Tisha b’Av protest at detention center
Mindful of their heritage as the children and grandchildren of immigrants, some 100 observers of Tisha b’Av stood outside the Elizabeth Contract Detention Facility on July 31, likening the plight of Jews throughout centuries with the 304 men being held without legal hearings or criminal charges.
It was the start of an observance that program organizer Rabbi Elliott Tepperman of Bnai Keshet, the Reconstructionist congregation in Montclair, told his audience “marks just about every horrible thing that has ever happened to the Jews, beginning with the destruction of two temples and expulsion to Babylon.
“We are not only here to remember our own experience of estrangement and abuse, but to stand with those who are in danger today because of their status as immigrants,” he said
The protesters stood in front of a forbidding grey warehouse in an industrial zone several miles from Newark Liberty International Airport. Their prayers, songs, and speeches were interrupted every three to five minutes by the booming overflights of jetliners.
But attendees persevered, standing for several hours on a hot night, determined to bear witness to what many of them perceive as an affront, not just to the Jewish past, but to the American future.
“These people are being excluded from our community and we should show solidarity toward them,” said Rick Abrams, a resident of Montclair and a member of Temple Ner Tamid. “They are being kept in a warehouse. C’mon now. That is not the America that I believe in.”
The program began by lighting candles before an hour-long recitation of biblical passages and hymns in Hebrew and English, mostly from the book of Eicha (Lamentations), the Megillah that is read on Tisha b’Av eve.
One passage spoke of a “princess of a state…All of her allies have betrayed her; they have become her foes.”
Another said, “My foes have snared me like a bird, without any cause.”
Still another said, “We have become orphans, fatherless.”
Those ancient words were echoed in modern verse read aloud by the evening’s only non-Jewish speaker, Deacon Michael Martini of the Immaculate Conception Roman Catholic Church in Allendale.
Martini read from a poem called “Home” by Warsan Shire, a British poet born to Somali parents.
“No one leaves home unless home is the mouth of a shark,” reads the poem’s opening verse.
“This is an important way that we as Jews can raise awareness of the issues of our time and make a connection of our own history with modern-day reality,” Rabbi Faith Joy Dantowitz of Temple B’nai Abraham in Livingston told NJJN before the ceremony. “We must keep using pressure to not allow people just to be thrown into a detention center.”
Aaron Back of Montclair, who was a volunteer at a program sponsored by HIAS and the American Friends Service Committee, paid weekly visits to a man from Mozambique who has been imprisoned at the detention center for two years.
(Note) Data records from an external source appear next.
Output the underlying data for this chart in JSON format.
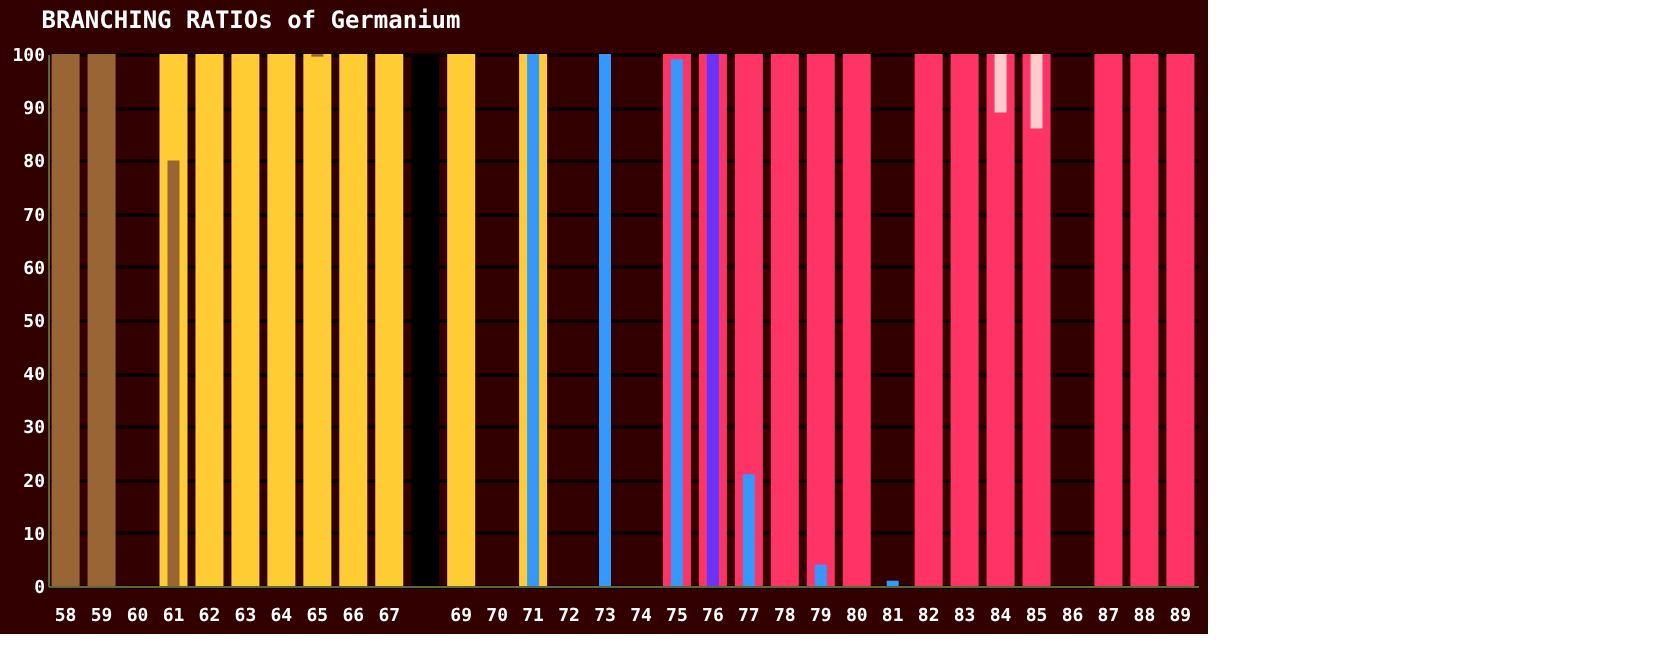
{
  "chart_data": {
    "type": "bar",
    "title": "BRANCHING RATIOs of Germanium",
    "categories": [
      "58",
      "59",
      "60",
      "61",
      "62",
      "63",
      "64",
      "65",
      "66",
      "67",
      null,
      "69",
      "70",
      "71",
      "72",
      "73",
      "74",
      "75",
      "76",
      "77",
      "78",
      "79",
      "80",
      "81",
      "82",
      "83",
      "84",
      "85",
      "86",
      "87",
      "88",
      "89"
    ],
    "series": [
      {
        "color": "#9a6534",
        "values": [
          100,
          100,
          null,
          null,
          null,
          null,
          null,
          null,
          null,
          null,
          null,
          null,
          null,
          null,
          null,
          null,
          null,
          null,
          null,
          null,
          null,
          null,
          null,
          null,
          null,
          null,
          null,
          null,
          null,
          null,
          null,
          null
        ]
      },
      {
        "color": "#ffcc33",
        "values": [
          null,
          null,
          null,
          100,
          100,
          100,
          100,
          100,
          100,
          100,
          null,
          100,
          null,
          100,
          null,
          null,
          null,
          null,
          null,
          null,
          null,
          null,
          null,
          null,
          null,
          null,
          null,
          null,
          null,
          null,
          null,
          null
        ]
      },
      {
        "color": "#000000",
        "values": [
          null,
          null,
          null,
          null,
          null,
          null,
          null,
          null,
          null,
          null,
          100,
          null,
          null,
          null,
          null,
          null,
          null,
          null,
          null,
          null,
          null,
          null,
          null,
          null,
          null,
          null,
          null,
          null,
          null,
          null,
          null,
          null
        ]
      },
      {
        "color": "#ff3366",
        "values": [
          null,
          null,
          null,
          null,
          null,
          null,
          null,
          null,
          null,
          null,
          null,
          null,
          null,
          null,
          null,
          null,
          null,
          100,
          100,
          100,
          100,
          100,
          100,
          null,
          100,
          100,
          100,
          100,
          null,
          100,
          100,
          100
        ]
      },
      {
        "color": "#9a6534",
        "base": [
          null,
          null,
          null,
          0,
          null,
          null,
          null,
          99.5,
          null,
          null,
          null,
          null,
          null,
          null,
          null,
          null,
          null,
          null,
          null,
          null,
          null,
          null,
          null,
          null,
          null,
          null,
          null,
          null,
          null,
          null,
          null,
          null
        ],
        "values": [
          null,
          null,
          null,
          80,
          null,
          null,
          null,
          0.5,
          null,
          null,
          null,
          null,
          null,
          null,
          null,
          null,
          null,
          null,
          null,
          null,
          null,
          null,
          null,
          null,
          null,
          null,
          null,
          null,
          null,
          null,
          null,
          null
        ]
      },
      {
        "color": "#3399ff",
        "values": [
          null,
          null,
          null,
          null,
          null,
          null,
          null,
          null,
          null,
          null,
          null,
          null,
          null,
          100,
          null,
          100,
          null,
          99,
          null,
          21,
          null,
          4,
          null,
          1,
          null,
          null,
          null,
          null,
          null,
          null,
          null,
          null
        ]
      },
      {
        "color": "#6633ff",
        "values": [
          null,
          null,
          null,
          null,
          null,
          null,
          null,
          null,
          null,
          null,
          null,
          null,
          null,
          null,
          null,
          null,
          null,
          null,
          100,
          null,
          null,
          null,
          null,
          null,
          null,
          null,
          null,
          null,
          null,
          null,
          null,
          null
        ]
      },
      {
        "color": "#ffcccc",
        "base": [
          null,
          null,
          null,
          null,
          null,
          null,
          null,
          null,
          null,
          null,
          null,
          null,
          null,
          null,
          null,
          null,
          null,
          null,
          null,
          null,
          null,
          null,
          null,
          null,
          null,
          null,
          89,
          86,
          null,
          null,
          null,
          null
        ],
        "values": [
          null,
          null,
          null,
          null,
          null,
          null,
          null,
          null,
          null,
          null,
          null,
          null,
          null,
          null,
          null,
          null,
          null,
          null,
          null,
          null,
          null,
          null,
          null,
          null,
          null,
          null,
          11,
          14,
          null,
          null,
          null,
          null
        ]
      }
    ],
    "ylim": [
      0,
      100
    ],
    "yticks": [
      0,
      10,
      20,
      30,
      40,
      50,
      60,
      70,
      80,
      90,
      100
    ],
    "grid": "y"
  }
}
Back said those visits “meant a whole lot to him and a whole lot to me.”
He described the inside of the center as “very, very stark. These are people who are not accused or found guilty of any crime. It is a prison,” a noisy place where the man from Mozambique “lived in boredom in an indeterminacy.”
Emily Kullmann of Rockaway is a Quaker who works with First Friends of New York and New Jersey, an organization dedicated to treating immigrants with dignity. “These detainees are treated horribly,” she said to NJJN. “They don’t get enough to eat and live in horrible conditions without medical care. We have the ability to help people but we just choose not to. We demonize people like Hitler demonized the Jews.”
An official of the detention center who asked not to be identified told NJJN the detainees in Elizabeth “are being treated better than in any other place.” The person declined to discuss whether the detainees receive adequate food and medical treatment.
The center is owned and operated by the for-profit CoreCivic, the largest private prison corporation in the United States, under contract from U.S. Immigration and Customs Enforcement. It houses 90,000 offenders and detainees in its more-than 60 facilities.
Asked whether some of those incarcerated may have been presumed by the government to be possible terrorists, Rabbi Mary Zamore of Westfield, executive director of the Women’s Rabbinic Network, said “the reality is that America is a nation mostly of immigrants and most of our families came here by means that were not the most legal.
“The doors of our nation have been slammed in people’s faces, and when we look back on history we have regretted it. We are doing the wrong thing again,” she said.